Kompagniearzt in Wurzen/Mulde

Erfreulicherweise kam Karl Ose sofort nach seinem Examen als Kompagniearzt zum III. Königlich sächsischen Schützenbataillon, das in Wurzen/Mulde lag
(1. Januar 1828).

Wurzen an der Mulde, etwa 2o km östlich von Leipzig, hatte Mitte der 1830er Jahre etwa 3800 Einwohner. Die Stadt besitzt ein spätgotisches Schloß, erbaut 1491-14971 und den sehr alten Dom St. Marien, geweiht 1114,1928- 1932 restauriert. Dem jetzigen, seit der Reformation evangelisch-lutherischen Domkapitel gehört mein Bruder Hans seit dem 31. Oktober (Reformationsfest) 1975 als Domherr an. Das Wurzener Gymnasium, erst 1883 gegründet, besuchte mein Vater Georg Ose (1878-1922) von 1891 bis zu seinem Abitur Ostern 1899. Wurzen erhielt erst 1830 seine erste Muldenbrücke, während das nur 15 km südlich gelegene Grimma eine solche bereits seit dem 13. Jahrhundert besaß, allerdings verschiedentlich zerstört und erneuert. Wurzen musste sich also bis 1830 mit einer Fähre behelfen. Jedoch erbaute man für die auf privater Basis entstandene erste Fernbahn in Deutschland von Leipzig nach Dresden, immerhin etwa 120 km lang, 1835 eine Eisenbahnbrücke in Wurzen. Sie bestand aus Pfeilern aus Stein mit hözernem Überbau. Ihren Bau dürfte die Familie Ose in Wurzen zeitweise miterlebt haben. Die Eisenbahn wurde jedoch, nachdem vorher schon eine Teilstrecke in Betrieb genommen war, vollständig erst am 7. April 1839 eröffnet, als Karl Ose schon Schwadronsarzt bei den Gardereitern in Dresden war. Übrigens wurde bei der Eröffnung der Eisenbahn Leipzig-Dresden auch der 513 m lange Oberauer Tunnel eingeweiht, ein damaliges Meisterwerk der Technik, erbaut von Freiberger Bergleuten.

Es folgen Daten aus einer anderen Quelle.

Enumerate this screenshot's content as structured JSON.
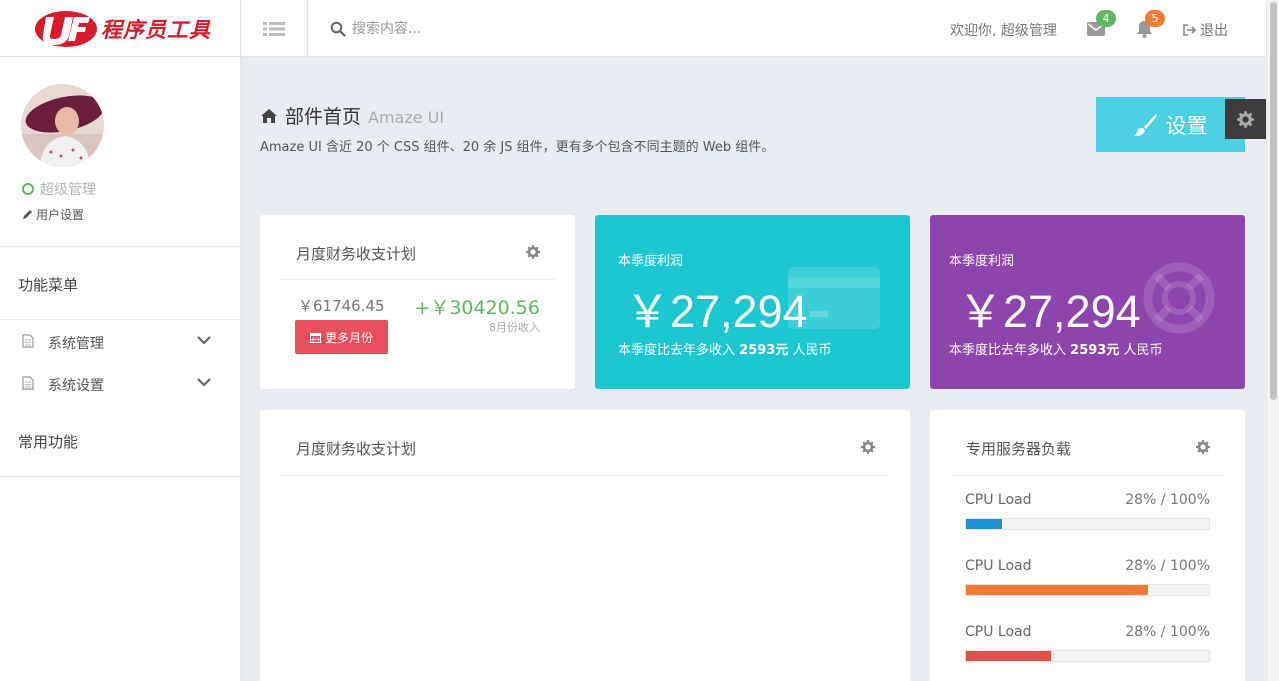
{
  "header": {
    "brand": "程序员工具",
    "search_placeholder": "搜索内容...",
    "welcome": "欢迎你, 超级管理",
    "messages_count": "4",
    "notifications_count": "5",
    "logout_label": "退出"
  },
  "sidebar": {
    "user_role": "超级管理",
    "user_settings": "用户设置",
    "section_menu": "功能菜单",
    "items": [
      {
        "label": "系统管理"
      },
      {
        "label": "系统设置"
      }
    ],
    "section_common": "常用功能"
  },
  "page": {
    "title": "部件首页",
    "subtitle": "Amaze UI",
    "description": "Amaze UI 含近 20 个 CSS 组件、20 余 JS 组件，更有多个包含不同主题的 Web 组件。",
    "settings_button": "设置"
  },
  "finance_card": {
    "title": "月度财务收支计划",
    "left_amount": "￥61746.45",
    "right_amount": "+￥30420.56",
    "right_note": "8月份收入",
    "more_button": "更多月份"
  },
  "profit_cards": [
    {
      "label": "本季度利润",
      "amount": "￥27,294",
      "foot_prefix": "本季度比去年多收入",
      "foot_value": "2593元",
      "foot_suffix": "人民币",
      "color": "#1cc7d0"
    },
    {
      "label": "本季度利润",
      "amount": "￥27,294",
      "foot_prefix": "本季度比去年多收入",
      "foot_value": "2593元",
      "foot_suffix": "人民币",
      "color": "#8e44ad"
    }
  ],
  "chart_card": {
    "title": "月度财务收支计划"
  },
  "server_card": {
    "title": "专用服务器负载",
    "rows": [
      {
        "name": "CPU Load",
        "value": "28% / 100%",
        "fill": 0.15,
        "color": "#1a91d1"
      },
      {
        "name": "CPU Load",
        "value": "28% / 100%",
        "fill": 0.75,
        "color": "#f37b35"
      },
      {
        "name": "CPU Load",
        "value": "28% / 100%",
        "fill": 0.35,
        "color": "#dd514c"
      }
    ]
  },
  "colors": {
    "accent_cyan": "#4dd0e1",
    "success": "#5eb95e",
    "danger": "#e84d5b",
    "badge_green": "#5eb95e",
    "badge_orange": "#f37b35"
  }
}
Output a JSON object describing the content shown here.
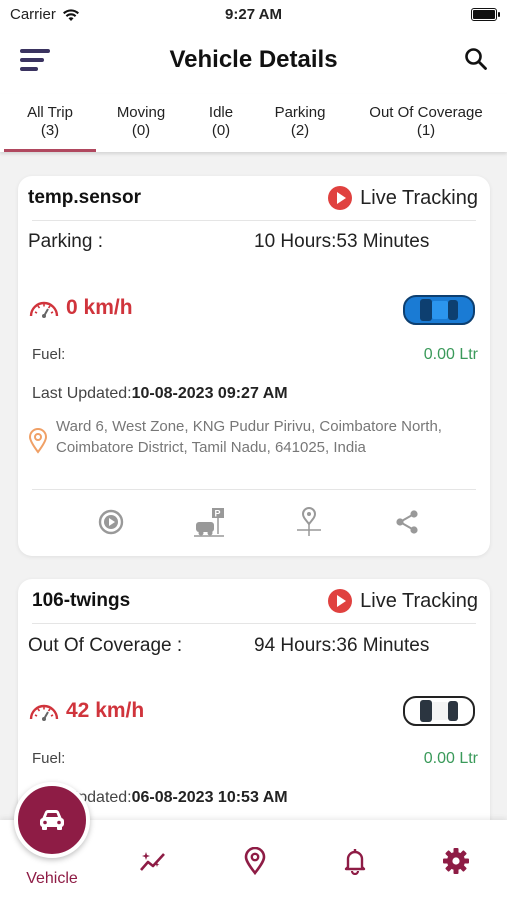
{
  "status_bar": {
    "carrier": "Carrier",
    "time": "9:27 AM"
  },
  "header": {
    "title": "Vehicle Details",
    "menu_icon": "hamburger-menu-icon",
    "search_icon": "search-icon"
  },
  "tabs": [
    {
      "label": "All Trip",
      "count": "(3)",
      "active": true
    },
    {
      "label": "Moving",
      "count": "(0)"
    },
    {
      "label": "Idle",
      "count": "(0)"
    },
    {
      "label": "Parking",
      "count": "(2)"
    },
    {
      "label": "Out Of Coverage",
      "count": "(1)"
    }
  ],
  "accent_color": "#8e1c45",
  "vehicles": [
    {
      "name": "temp.sensor",
      "live_label": "Live Tracking",
      "status": "Parking :",
      "duration": "10 Hours:53 Minutes",
      "speed": "0 km/h",
      "car_color": "blue",
      "fuel_label": "Fuel:",
      "fuel_value": "0.00 Ltr",
      "updated_label": "Last Updated:",
      "updated_value": "10-08-2023 09:27 AM",
      "address": "Ward 6, West Zone, KNG Pudur Pirivu, Coimbatore North, Coimbatore District, Tamil Nadu, 641025, India"
    },
    {
      "name": "106-twings",
      "live_label": "Live Tracking",
      "status": "Out Of Coverage :",
      "duration": "94 Hours:36 Minutes",
      "speed": "42 km/h",
      "car_color": "white",
      "fuel_label": "Fuel:",
      "fuel_value": "0.00 Ltr",
      "updated_label": "Last Updated:",
      "updated_value": "06-08-2023 10:53 AM"
    }
  ],
  "bottom_nav": {
    "active_label": "Vehicle",
    "items": [
      "car-icon",
      "analytics-icon",
      "location-pin-icon",
      "bell-icon",
      "gear-icon"
    ]
  }
}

Wurzen ist bekannt als Ausgangspunkt des Ablaßgeschäftes des Dominikanermönchs Johannes Tetzel (1465-1519). Bei diesem traten Reue und Buße völlig hinter dem Gelderlös zurück. Der bekannte Ablaßvers lautete:

"Sobald der Gülden (oder Groschen) klingt und niederfallt in das Becken, die Seele soll erlöst sein aus dem Fegefeuer".
Volkstümlich hieß es: "Wenn das Geld im Kasten klingt, Die Seele in den Himmel springt!"

Unter Ablaß, der zur Zeit der Kreuzzüge entstanden war, verstand man den Nachlaß der zeitlichen (!) Sündenstrafen, die noch abzubüßen sind, wenn die Schuld bereits vergeben ist, z. B. durch das Abendmahl. Die spätmittelalterliche Theologie vertrat den Standpunkt, dass die überschüssigen Verdienste Christi und der Heiligen den Schatz der Kirche darstellten, aus dem der Papst Gläubigen, die noch zeitliche (!) Strafen abzubüßen haben, Hilfe zuteil werden lassen kann. Ende des Mittelalters wurden auch Ablässe für Fegefeuerstrafen sowie für verstorbene Angehörige im Fegefeuer gewährt, vorwiegend gegen Geld. Die Ablässe waren eine der wichtigsten Einnahmequellen der katholischen Kirche des Mittelalters, aber z.T. auch der weltlichen Herrscher, die einen Ablaß für ihren Machtbereich der Kirche gestatteten. Luther lehnte den Ablaß nicht grundsätzlich ab, aber er forderte in erster Linie dabei Reue und Buße in Form einer Sinnesänderung. Das ganze Gegenteil war der Tetzelsche Ablaßhandel, der vor allem den Geldbedarf des Mainzer Erzbischofs Albrechts von Brandenburg decken sollte.

Ein Ordensbruder von Martin Luther, der Augustinermönch Johann von Putz (+ 1511), Theologieprofessor in Erfurt und seit 1490 Ablaßprediger, vom Papst zum Ablaßkommissar von Deutschland eingesetzt, schrieb ein bis 1521 einundzwanzig Mal gedrucktes Buch "Himmlische Fundgrube", in dem er seine Erfahrung als Ablaßprediger darstellte und die damalige Lehre vom Ablaß darlegte. Er verteidigte die kirchliche Lehre und Autorität. Mit Luther verbindet ihn die seelsorgerische Frage, wie der Gläubige die Gnade Gottes erlangen kann. Ihm erschien der Ablaß, freilich verbunden mit Reue und Buße, als die beste Lösung dieser Frage. Übrigens erlaubten die weltlichen Mächte einen Ablaß in ihrem Machtbereich nur dann, wenn sie vom finanziellen Ergebnis einen kräftigen Anteil erhielten.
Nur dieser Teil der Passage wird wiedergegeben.